A group of students plan to build a motion-controlled flight simulator based on the Viper fighter from the TV series Battlestar Galactica, in an ambitious project to mount a real plane's fuselage on a platform capable of complete rotation. Five high schoolers and various mentors from the US have taken to Kickstarter to raise …
"a motion-control platform with total 360-degree rotation on both the pitch and roll axes, creating a simulator more advanced than any commercial entertainment systems currently available."
So exactly like the 20-year-old R360 arcade machine then, just with the sides blocked in?
Re: exactly like the 20-year-old R360 arcade machine then
That, but rubbish, and with a bit more 'Crane of Death' thrown in.
Pretty much. For those not in the know, see here:
That man is my hero.
But being penniless students, I'm guessing that they are going to be building this thing for much less than the $125K SEGA were selling the R360 for back in the day.
The R360 pretty much signed the death warrant for the Arcade industry. Arcades simply couldn't recover the costs of the machines that Sega were knocking out at the time. At 25c per play, it would be 500000 plays before the arcade broke even, even at 50c per play (still realistic 20 years ago) it would be 250000 plays before the arcade started making cash from the machine. And this doesn't take into account the 3 phase electrical requirements, nor the maintenance these machines required. I remember seeing these things in arcades just sitting there rotting with 2, 3 and 5$ per go signs above them, that kids (the target market) simply couldn't afford.
As an aside, the Space Harrier game in it's full motion cabinet is still my all time favorite game, and I've been attending arcade auctions now for several years to try and pick up enough working parts to get my own. An R360 would be nice, but I just dont' have the space :)
TOS Viper would be easier...
...IIRC they "flew" just like aircraft anyway.
A Viper police ship would be better, although what'd probably happen is that you launch from the space station and immediately get blasted to atoms by some cock with a Military laser.
And we all know how easy it was to "acquire" military lasers.
/hides disk editor
"creating a simulator more advanced than any commercial entertainment systems currently available"
And more expensive. And more bulky. And horribly impractical. And outdone by any number of commercial non-entertainment systems and/or systems that *aren't* currently available any more. And not, actually, very realistic at all (you still can't fly upside-down without gravity making you feel like your feet have just pushed all the blood into your skull, for example).
As others have pointed out, these systems already exist. There's no reason to replicate them unless you can do something new. I don't see them being able to do anything new - in fact, I imagine the problems of reliably powering and talking to a system that's capable of 360 degree movement without tangled cables or dodgy connections would take longer to solve than they have.

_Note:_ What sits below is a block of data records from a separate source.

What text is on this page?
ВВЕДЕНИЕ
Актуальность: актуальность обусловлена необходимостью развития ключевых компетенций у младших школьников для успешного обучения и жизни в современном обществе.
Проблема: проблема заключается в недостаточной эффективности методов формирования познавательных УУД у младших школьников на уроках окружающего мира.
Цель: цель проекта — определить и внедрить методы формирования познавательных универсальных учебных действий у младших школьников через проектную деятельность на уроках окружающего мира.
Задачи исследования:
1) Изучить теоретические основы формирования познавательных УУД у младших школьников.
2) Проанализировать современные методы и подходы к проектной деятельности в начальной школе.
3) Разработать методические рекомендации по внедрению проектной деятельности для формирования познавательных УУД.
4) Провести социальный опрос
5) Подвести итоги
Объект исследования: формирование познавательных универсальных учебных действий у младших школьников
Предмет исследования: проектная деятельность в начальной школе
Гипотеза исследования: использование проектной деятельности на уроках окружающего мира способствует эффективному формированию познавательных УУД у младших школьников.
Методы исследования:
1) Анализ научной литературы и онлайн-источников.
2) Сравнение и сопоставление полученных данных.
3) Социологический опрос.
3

Have fun, guys, but seriously - throwing a few hundred kilos of electrically-powered and electronic equipment around in 3D space without killing someone or breaking something is not as simple as you think.
I'm interested to know how they'll create zero G.
Nice project, but...
You'd only need the equipment to roll upside down if you were simulating a flight where gravity is a factor, presumably in the atmosphere of a planet. In space, all you need are visuals which tell you where everything is, plus some kind of mechanism to convince your body that it is experiencing acceleration/deceleration. Simulating something like a tight loop or roll is going to be extremely difficult - how are they going to force the pilot into his seat with some extra G forces? The cage can spin, yes, but it will need some serious forward motion if you want to simulate acceleration in a straight line. Even if all this is possible, it's going to take some heavy-duty physics number-crunching to produce something anywhere near realistic.
On the plus side, it's a high school project so perhaps their expectations aren't for 100% realism.
They can certainly expect to produce something capable of delivering a fun experience, so good luck to them. So say we all!
Re: Nice project, but...
"You'd only need the equipment to roll upside down if you were simulating a flight where gravity is a factor, presumably in the atmosphere of a planet"
An outside loop (ie nose down not nose up) causes negative G.
You guys are way too cynical
These are school kids, guys!
They have a dream to build something cool and it looks like they might actually achieve it.
So what if it has been done before? I wish them well.
Re: You guys are way too cynical
Perhaps so, but the first lesson they need to learn is where to start, and they started at the wrong place. They built a huge whopping rig before having a working prototype -- they said that they've still to develop the Arduino code, but they should have got that up and running with a Lego or plywood prototype before getting the welding equipment out. I can't see how they're going to manage to retrofit the actuators into the bearings -- they might have to dismantle it and start again.